Compaction is a future concern. A 100K-trace log replays in
seconds; below that scale, JSONL append is the simplest correct
choice. When compaction lands, the format will be: snapshot file
(full state JSON) + tail JSONL since snapshot. Detect snapshot,
load it, then replay tail.
### Cycle safety
UIDs are generated server-side via `uuid.New()` (existing dep —
catalogd uses it). New UID for every Add and Revise. The data
model itself can't form cycles — every Revise points at an
EXISTING uid, and the new uid didn't exist a moment ago.
History walks defensively anyway: visited-set tracks UIDs seen
this walk; if we encounter a duplicate, return error. Protects
against corruption (manual edit, bug in a future op) without
constraining the happy path.
### Storage location
JSONL file path is configurable per store. Default:
`/var/lib/lakehouse/pathway/<name>.jsonl` for prod; tests use
`t.TempDir()`. Persistence is OPTIONAL — empty path means
in-memory only (matches vectord G1's pattern).
### What this ADR does NOT do
- **No HTTP surface decision.** Whether `cmd/pathwayd` is its own
binary or routes get added to `cmd/vectord` is the next ADR's
concern. The substrate is a pure library either way.

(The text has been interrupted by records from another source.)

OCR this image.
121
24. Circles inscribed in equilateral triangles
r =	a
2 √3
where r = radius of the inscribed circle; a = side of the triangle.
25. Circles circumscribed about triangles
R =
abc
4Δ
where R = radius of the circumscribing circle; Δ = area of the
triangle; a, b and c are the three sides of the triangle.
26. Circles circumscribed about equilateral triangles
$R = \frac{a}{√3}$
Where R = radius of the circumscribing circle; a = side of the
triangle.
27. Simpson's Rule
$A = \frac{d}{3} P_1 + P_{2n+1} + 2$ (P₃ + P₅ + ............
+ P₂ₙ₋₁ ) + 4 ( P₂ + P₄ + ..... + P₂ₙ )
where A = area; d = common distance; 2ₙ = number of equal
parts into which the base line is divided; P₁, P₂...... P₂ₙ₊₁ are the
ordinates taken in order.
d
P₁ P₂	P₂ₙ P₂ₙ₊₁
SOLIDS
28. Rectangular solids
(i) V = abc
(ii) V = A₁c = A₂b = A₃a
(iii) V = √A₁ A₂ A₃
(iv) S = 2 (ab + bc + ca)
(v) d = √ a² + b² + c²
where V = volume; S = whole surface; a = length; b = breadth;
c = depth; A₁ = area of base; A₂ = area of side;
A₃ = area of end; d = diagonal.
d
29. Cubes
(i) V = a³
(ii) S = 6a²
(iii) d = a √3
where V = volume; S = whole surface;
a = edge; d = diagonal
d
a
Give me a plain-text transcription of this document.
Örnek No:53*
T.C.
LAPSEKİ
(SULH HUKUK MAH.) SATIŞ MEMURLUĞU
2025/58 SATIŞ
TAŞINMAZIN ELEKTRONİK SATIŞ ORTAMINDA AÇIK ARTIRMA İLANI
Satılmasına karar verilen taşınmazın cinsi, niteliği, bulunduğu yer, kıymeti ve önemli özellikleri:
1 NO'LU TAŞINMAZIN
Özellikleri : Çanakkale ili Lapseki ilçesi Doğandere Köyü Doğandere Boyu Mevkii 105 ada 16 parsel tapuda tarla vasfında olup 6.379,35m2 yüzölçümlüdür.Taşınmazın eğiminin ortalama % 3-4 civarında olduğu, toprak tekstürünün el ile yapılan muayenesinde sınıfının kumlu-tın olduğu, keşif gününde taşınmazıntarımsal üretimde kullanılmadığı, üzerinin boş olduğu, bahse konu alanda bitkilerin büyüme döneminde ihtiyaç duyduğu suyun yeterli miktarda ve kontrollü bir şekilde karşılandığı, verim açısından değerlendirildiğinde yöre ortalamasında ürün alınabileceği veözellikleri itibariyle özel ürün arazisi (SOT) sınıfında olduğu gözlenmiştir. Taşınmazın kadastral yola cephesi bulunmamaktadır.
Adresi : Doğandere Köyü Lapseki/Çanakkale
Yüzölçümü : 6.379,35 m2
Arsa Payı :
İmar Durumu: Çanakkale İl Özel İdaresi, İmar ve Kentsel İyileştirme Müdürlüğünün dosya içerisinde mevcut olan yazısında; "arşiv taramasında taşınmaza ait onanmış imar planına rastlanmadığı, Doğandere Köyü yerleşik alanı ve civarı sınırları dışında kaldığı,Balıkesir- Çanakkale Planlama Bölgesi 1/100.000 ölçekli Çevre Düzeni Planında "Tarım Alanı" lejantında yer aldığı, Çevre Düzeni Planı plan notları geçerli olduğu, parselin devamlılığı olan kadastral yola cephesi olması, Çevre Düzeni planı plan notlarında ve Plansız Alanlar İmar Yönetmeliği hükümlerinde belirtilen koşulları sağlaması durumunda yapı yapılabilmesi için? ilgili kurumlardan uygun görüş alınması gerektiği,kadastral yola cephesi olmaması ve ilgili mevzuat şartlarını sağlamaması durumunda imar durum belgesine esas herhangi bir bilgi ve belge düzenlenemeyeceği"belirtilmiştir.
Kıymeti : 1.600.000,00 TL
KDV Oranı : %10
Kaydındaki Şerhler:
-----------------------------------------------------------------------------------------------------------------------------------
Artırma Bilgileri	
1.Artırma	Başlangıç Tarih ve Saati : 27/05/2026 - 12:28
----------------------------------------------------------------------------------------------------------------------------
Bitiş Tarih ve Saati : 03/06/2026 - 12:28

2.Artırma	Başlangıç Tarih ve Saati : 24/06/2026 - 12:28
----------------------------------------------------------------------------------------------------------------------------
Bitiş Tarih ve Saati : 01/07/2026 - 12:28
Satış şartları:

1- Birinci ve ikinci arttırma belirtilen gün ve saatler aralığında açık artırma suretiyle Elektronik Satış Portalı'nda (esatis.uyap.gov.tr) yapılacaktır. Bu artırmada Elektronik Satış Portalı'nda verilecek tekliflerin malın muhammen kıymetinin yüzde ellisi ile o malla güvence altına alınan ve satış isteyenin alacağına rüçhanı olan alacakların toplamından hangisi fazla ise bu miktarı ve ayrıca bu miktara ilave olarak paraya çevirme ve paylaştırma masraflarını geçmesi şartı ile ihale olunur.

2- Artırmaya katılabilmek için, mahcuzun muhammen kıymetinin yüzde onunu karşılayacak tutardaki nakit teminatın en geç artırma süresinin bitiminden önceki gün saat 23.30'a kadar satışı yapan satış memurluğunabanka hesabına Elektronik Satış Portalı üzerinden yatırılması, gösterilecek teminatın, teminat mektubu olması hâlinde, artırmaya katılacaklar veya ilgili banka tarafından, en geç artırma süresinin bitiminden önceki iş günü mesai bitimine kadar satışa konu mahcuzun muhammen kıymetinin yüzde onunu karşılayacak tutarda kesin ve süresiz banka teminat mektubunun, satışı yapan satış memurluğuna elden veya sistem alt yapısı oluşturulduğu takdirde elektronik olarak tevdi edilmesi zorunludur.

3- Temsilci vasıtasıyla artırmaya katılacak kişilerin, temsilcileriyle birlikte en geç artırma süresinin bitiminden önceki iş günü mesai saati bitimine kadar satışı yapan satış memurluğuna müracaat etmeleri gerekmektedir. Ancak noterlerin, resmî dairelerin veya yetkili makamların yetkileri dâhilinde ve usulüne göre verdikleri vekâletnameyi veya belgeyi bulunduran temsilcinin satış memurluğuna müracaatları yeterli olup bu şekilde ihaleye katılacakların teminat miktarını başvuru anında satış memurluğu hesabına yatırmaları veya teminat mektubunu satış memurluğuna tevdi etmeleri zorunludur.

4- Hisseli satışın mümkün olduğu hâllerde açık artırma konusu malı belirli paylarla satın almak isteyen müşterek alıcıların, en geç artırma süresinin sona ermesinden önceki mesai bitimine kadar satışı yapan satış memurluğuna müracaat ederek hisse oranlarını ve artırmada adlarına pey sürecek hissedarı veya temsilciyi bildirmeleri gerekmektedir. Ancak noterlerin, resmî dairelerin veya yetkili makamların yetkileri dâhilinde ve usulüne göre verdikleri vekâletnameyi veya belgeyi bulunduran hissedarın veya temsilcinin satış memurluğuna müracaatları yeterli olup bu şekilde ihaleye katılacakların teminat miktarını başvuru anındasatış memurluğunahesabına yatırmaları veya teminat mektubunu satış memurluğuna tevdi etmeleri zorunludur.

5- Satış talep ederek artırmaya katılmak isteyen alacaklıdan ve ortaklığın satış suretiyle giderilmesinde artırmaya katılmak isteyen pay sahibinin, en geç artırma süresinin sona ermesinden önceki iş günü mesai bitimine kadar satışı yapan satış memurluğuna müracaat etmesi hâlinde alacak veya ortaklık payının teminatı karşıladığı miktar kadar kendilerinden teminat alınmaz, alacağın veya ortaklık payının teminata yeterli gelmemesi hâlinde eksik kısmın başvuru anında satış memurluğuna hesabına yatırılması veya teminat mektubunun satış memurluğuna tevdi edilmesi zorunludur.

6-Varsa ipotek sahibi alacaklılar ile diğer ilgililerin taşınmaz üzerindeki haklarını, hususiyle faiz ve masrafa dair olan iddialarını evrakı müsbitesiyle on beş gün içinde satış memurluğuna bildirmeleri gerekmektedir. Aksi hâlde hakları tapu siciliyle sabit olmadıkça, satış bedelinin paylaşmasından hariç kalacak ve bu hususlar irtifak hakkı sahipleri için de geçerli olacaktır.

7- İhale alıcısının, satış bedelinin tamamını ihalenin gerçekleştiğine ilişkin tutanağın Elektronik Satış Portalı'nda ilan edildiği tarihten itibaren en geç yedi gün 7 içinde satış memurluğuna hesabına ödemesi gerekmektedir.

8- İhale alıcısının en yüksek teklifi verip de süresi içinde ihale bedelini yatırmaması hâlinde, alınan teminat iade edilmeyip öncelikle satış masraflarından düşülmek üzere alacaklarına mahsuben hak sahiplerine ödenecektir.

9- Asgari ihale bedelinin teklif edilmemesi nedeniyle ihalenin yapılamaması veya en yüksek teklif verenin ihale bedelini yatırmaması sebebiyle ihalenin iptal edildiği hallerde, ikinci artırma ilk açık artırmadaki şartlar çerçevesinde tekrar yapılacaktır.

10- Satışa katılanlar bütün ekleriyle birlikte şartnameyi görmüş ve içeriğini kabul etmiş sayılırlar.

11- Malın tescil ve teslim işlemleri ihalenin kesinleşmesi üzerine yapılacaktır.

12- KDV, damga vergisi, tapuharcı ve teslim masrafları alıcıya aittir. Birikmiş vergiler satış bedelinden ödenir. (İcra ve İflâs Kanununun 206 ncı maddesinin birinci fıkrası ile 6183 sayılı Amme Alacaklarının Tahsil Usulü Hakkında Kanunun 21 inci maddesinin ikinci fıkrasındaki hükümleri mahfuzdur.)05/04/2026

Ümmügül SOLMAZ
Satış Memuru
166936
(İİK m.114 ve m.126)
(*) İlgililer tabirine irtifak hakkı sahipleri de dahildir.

- **No vector index integration.** Pathway traces can carry a
vector embedding in `Content` (caller decides), but this ADR
doesn't define how the substrate integrates with `vectord`'s
HNSW indexes. That's the staffing co-pilot's design problem
when those layers compose.
- **No agent-loop semantics.** "When does an agent ADD vs
REVISE?" is a workflow decision, not a substrate decision.
---
(Future ADRs from ADR-005 onward will be added as the Go
implementation accrues design decisions — e.g. observer fail-safe
semantics, distillation rebuild, gRPC adapter wire format, etc.)